Citibank's dose of morality
I've been following an interesting story this week involving Citibank and a start-up company called Fabulis. It's a social networking site for gays and lesbians.
The company's CEO Jason Goldberg posted this on the Fabulis blog Wednesday:
In a bit of strange and disturbing news, fabulis discovered today that someone(s) at Citibank had decided arbitrarily to block fabulis' bank account due to what was described to us on the phone as "objectionable content" on our blog. In fact, the account -- it turns out -- was blocked a few days ago without anyone letting us know about it by phone or email.
Mind you, fabulis is a serious business, backed by some serious players, and for the life of us we can't find anything "objectionable" on our blog besides some good humor, some business insights, and some touching coming out stories from some great and fabulis gay people.
Goldberg's post was picked up by other blogs (see: Does Citibank Suffer From Homophobia Or Just A General Dislike For Startups?). Last night, Citi's management [responded directly to Goldberg](Citibank responded with an email](), saying Citi employees made a mistake in blocking the Fabulis account for objectionable content:
I truly regret any unintended message that my employees may have conveyed about your new business venture. I place great value on your business and assure you that Citi is committed to the gay, lesbian, bisexual and transgender communities. In fact, this week Citi has announced the financing for the True Colors Residence, a housing facility for homeless GLBT youth in New York City.
Goldberg -- a Citigroup shareholder, by the way -- says he's still deciding whether to keep his business with Citi.
But this may not be an isolated case. Earlier this month, an entrepreneur in Florida had a similar response from Citi. AG Newmyer tried to open a checking accounting for his new web company, Silly Underwear (check out the Too Big to Fail briefs). Here's what happened with Citi:
After Newmyer handed over the paperwork required to open an account, the assistant branch manager asked him the specific nature of the business. He directed them to the Web site.

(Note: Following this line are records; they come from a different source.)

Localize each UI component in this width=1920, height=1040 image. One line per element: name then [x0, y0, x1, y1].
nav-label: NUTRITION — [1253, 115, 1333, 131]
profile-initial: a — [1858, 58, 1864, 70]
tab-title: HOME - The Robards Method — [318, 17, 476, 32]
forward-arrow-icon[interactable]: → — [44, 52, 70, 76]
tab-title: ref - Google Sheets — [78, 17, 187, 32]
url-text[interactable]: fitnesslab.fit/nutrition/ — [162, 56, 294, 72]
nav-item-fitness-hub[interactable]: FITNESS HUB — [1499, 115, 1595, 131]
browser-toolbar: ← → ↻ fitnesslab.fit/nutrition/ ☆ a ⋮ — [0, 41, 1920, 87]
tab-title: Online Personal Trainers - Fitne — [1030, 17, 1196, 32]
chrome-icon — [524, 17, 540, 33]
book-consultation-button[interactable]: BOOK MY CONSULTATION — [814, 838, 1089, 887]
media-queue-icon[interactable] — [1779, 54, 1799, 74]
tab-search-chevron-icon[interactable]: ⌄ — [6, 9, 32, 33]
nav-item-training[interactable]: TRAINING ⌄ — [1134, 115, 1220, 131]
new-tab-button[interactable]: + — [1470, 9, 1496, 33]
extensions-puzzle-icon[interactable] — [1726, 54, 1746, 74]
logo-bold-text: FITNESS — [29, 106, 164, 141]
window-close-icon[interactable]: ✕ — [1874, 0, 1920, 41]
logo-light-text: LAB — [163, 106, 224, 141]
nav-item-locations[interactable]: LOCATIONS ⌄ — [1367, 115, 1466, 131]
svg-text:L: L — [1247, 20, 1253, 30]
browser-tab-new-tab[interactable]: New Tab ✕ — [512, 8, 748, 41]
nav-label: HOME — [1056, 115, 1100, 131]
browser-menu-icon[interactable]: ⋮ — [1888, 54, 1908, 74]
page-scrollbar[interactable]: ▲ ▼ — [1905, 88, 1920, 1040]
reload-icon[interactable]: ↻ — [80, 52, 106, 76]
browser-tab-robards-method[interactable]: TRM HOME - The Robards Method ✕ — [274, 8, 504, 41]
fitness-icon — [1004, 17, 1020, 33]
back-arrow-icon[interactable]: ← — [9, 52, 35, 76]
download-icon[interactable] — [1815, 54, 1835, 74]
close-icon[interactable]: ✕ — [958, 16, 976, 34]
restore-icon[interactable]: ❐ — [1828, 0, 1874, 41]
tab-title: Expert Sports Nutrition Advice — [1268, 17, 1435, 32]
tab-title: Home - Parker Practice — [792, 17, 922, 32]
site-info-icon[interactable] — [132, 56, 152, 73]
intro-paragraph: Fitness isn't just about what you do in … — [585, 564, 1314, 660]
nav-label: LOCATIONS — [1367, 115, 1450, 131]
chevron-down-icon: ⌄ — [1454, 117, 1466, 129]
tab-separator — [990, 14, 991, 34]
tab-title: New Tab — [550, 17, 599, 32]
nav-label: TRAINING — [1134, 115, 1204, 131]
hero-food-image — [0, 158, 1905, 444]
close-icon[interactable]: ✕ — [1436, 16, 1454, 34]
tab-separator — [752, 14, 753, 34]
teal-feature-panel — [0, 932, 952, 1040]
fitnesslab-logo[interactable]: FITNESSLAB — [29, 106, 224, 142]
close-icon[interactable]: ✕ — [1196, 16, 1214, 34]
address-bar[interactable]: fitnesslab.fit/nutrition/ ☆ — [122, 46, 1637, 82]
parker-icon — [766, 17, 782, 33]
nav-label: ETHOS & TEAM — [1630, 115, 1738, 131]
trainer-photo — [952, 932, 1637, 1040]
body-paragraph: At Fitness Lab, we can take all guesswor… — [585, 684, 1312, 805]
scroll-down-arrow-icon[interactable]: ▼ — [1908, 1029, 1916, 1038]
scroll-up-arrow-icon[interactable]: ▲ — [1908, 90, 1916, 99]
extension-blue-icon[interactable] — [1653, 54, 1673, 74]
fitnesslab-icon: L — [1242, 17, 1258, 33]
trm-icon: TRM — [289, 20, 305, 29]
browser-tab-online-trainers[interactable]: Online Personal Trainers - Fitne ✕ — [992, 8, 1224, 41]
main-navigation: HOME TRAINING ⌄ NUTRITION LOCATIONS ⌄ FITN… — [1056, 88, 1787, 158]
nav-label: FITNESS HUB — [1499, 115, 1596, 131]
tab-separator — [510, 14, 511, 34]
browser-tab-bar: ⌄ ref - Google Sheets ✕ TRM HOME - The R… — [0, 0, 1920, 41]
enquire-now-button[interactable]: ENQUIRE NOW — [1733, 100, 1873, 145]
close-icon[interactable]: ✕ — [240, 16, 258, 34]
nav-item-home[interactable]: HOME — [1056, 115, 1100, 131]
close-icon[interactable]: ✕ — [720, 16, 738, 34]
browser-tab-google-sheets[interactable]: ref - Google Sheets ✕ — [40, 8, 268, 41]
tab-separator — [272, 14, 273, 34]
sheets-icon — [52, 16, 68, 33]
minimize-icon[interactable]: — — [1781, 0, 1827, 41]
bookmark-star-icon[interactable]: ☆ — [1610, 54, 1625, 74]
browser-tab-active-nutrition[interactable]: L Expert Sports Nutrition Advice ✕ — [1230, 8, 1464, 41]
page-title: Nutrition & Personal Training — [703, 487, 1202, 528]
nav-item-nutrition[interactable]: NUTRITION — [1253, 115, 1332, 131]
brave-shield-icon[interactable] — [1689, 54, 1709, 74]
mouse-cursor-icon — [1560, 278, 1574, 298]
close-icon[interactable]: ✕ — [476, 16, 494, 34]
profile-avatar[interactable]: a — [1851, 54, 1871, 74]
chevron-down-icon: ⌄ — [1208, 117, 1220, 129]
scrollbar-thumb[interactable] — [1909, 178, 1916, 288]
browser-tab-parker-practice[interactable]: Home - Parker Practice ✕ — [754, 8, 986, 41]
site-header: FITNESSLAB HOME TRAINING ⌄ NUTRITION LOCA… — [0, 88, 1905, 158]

Two days later he received a call from the branch manager, who explained that Citibank couldn't open the account. The nature of the business could be embarrassing to the bank, the manager explained. A Citigroup spokeswoman in New York issued a statement: "While we don't comment on our customers, we typically decline accounts associated with content that the general public may potentially find inappropriate or offensive."
But is the bailed-out banking giant particularly sensitive to the phrase? Shortly after getting dissed by Citi, Newmyer drove down the road and opened a small-business account at Regions Bank. Regions employees laughed when he explained his product offering, Newmyer said.
Hmmm. Citi can reject business from whomever it pleases. But can the taxpayer-rescued bank afford to be taking this kind of approach? Besides, there are few things more infuriating than a corporation or government that sets some arbitrary policy for determining what is and what isn't "objectionable" (see Apple from earlier in the week). Fabulis CEO Jason Goldberg raises the key point here:
We want to turn the page on Citibank and fabulis. But we believe there is a bigger question about the way Citi conducts its business and why it feels it can determine what is inappropriate or offensive. And that question is not just for we here at fabulis, but for a much broader audience.